DACH-Vergleichstudie zu eGovernment

Der Weg ist noch weit

| Redakteur: Manfred Klein

Neue Herausforderungen durch eGovernment

Beim eGovernment sehen die befragten Akteure in den Verwaltungen auch einige neue Herausforderungen auf sich zukommen. Entsprechend zeigt sich akuter Handlungsbedarf in den Bereichen „Akzeptanzprobleme bei Mitarbeitern“, bei den technologischen „Investitionshöhen“ und dem damit verbundenen steigenden „Ressourcenbedarf“ sowie beim ebenfalls „wachsenden (Aus- und) Fortbildungsbedarf“.

Die Koordination von staatlichen und kommunalen Stellen erachtet nur jede fünfte Verwaltung als ausreichend und genügend, während über zwei Drittel der Verwaltungen hier noch ein großes Potenzial für Verbesserungen, insbesondere in der vertikalen Kooperation, sehen. Mit eGovernment verknüpfen die befragten Verwaltungen jedoch auch ganz konkrete Erwartungen.

Formuliert werde diese primär von den Führungskräften der Verwaltung oder den CIOs/IT-Leitern. Am häufigsten wurden in der Umfrage die Verbesserung von Prozessen, die Entlastung der Verwaltung, Effizienzsteigerungen sowie Qualitätsverbesserungen genannt.

Interessant dabei: Offenbar unterscheiden sich die eGovernment-Erwartungen zwischen Politik und Verwaltung relativ häufig. Bedenklich ist auch, dass die Studie ein recht niedriges Akzeptanzniveau von eGovernment in den Verwaltungen aufdeckt.

Die Frage nach der Durchführung von Wirtschaftlichkeitsanalysen teilt die Verwaltungswelt nach Ansicht der Autoren in zwei Lager.

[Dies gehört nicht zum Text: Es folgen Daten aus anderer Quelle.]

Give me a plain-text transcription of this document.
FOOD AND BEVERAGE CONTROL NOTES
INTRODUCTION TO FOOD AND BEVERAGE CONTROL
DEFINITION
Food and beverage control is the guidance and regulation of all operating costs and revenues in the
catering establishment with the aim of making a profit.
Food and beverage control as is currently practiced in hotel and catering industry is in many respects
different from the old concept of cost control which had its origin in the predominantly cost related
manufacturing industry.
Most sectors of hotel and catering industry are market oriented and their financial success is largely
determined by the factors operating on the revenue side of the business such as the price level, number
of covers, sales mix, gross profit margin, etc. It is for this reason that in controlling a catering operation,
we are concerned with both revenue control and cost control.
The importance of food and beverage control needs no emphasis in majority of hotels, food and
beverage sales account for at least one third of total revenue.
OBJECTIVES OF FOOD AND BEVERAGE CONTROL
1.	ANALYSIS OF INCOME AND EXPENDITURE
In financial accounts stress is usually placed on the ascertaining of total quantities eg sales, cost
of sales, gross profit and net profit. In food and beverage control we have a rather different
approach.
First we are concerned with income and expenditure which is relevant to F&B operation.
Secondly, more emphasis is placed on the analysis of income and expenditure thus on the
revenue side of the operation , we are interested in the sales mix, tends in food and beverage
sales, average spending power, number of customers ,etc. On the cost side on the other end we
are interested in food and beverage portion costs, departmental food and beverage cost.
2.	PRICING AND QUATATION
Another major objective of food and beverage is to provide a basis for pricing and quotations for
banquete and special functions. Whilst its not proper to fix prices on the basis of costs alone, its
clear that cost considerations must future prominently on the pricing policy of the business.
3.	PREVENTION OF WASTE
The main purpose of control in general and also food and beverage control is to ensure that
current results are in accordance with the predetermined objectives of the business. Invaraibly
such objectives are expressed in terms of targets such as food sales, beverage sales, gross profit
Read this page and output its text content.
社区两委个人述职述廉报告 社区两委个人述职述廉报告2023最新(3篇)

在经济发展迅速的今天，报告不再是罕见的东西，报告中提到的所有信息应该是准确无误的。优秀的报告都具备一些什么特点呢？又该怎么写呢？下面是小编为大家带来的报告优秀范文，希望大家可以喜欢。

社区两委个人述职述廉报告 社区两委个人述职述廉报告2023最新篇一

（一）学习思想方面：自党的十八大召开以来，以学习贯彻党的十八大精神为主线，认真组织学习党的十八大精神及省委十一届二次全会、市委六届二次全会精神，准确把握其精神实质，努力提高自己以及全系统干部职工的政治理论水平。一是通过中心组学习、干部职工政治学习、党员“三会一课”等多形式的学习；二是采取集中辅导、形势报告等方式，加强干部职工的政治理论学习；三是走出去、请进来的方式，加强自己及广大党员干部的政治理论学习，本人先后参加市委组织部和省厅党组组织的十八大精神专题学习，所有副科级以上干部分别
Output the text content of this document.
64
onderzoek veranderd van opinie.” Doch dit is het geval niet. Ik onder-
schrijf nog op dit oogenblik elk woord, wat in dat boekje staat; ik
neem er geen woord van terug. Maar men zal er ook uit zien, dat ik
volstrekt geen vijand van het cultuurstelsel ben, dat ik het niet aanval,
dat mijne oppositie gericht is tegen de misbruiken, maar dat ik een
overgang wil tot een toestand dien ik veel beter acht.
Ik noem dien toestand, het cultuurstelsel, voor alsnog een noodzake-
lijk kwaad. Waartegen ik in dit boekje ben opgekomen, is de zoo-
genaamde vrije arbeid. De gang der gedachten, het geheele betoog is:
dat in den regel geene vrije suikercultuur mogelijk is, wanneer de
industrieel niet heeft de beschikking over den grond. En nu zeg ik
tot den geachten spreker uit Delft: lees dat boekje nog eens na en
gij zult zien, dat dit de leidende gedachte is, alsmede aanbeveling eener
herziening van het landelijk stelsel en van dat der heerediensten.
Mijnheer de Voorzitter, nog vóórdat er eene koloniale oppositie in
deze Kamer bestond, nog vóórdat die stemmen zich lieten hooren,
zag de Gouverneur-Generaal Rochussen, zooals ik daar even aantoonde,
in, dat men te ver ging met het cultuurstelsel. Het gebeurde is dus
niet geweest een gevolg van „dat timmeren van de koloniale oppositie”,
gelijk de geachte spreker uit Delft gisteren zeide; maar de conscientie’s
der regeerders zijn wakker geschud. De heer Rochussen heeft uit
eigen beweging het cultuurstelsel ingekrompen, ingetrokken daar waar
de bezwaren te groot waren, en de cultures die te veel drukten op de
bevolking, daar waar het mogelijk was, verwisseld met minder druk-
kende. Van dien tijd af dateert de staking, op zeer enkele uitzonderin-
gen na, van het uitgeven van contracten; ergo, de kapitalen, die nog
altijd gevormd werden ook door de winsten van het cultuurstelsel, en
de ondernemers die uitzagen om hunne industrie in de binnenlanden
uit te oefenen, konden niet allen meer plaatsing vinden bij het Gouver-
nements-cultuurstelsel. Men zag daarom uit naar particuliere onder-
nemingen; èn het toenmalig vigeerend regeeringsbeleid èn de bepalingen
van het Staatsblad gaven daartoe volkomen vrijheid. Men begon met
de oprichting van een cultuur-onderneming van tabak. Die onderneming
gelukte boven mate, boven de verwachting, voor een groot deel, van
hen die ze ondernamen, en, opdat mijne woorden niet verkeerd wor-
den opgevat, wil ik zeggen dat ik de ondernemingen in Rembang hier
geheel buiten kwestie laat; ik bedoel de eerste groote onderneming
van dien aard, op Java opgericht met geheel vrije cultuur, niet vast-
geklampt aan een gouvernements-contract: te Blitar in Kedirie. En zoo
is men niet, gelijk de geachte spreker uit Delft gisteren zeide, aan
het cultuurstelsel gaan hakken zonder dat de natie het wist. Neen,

Die eine Hälfte führt vor der Umsetzung von Projekten immer oder zumindest oft Wirtschaftlichkeitsanalysen durch.

Die andere Hälfte führt dies nur gelegentlich, selten oder auch gar nicht durch. Ein Großteil der Verwaltungen pflege jedoch einen sehr strukturierten und professionellen Umgang mit eGovernment-Projekten durch die Verwendung strategischer Listen für die Projektauswahl, einer festen Systematik und eines entsprechenden Instrumentariums, so die Autoren.

Die eingesetzten Verfahren seien zwar nicht komplexer Natur, brächten den Beteiligten aber zumindest einen profunden Überblick in Form von einfachen Kosten-Nutzen-Analysen oder Vor- und Nachteil-Bewertungen.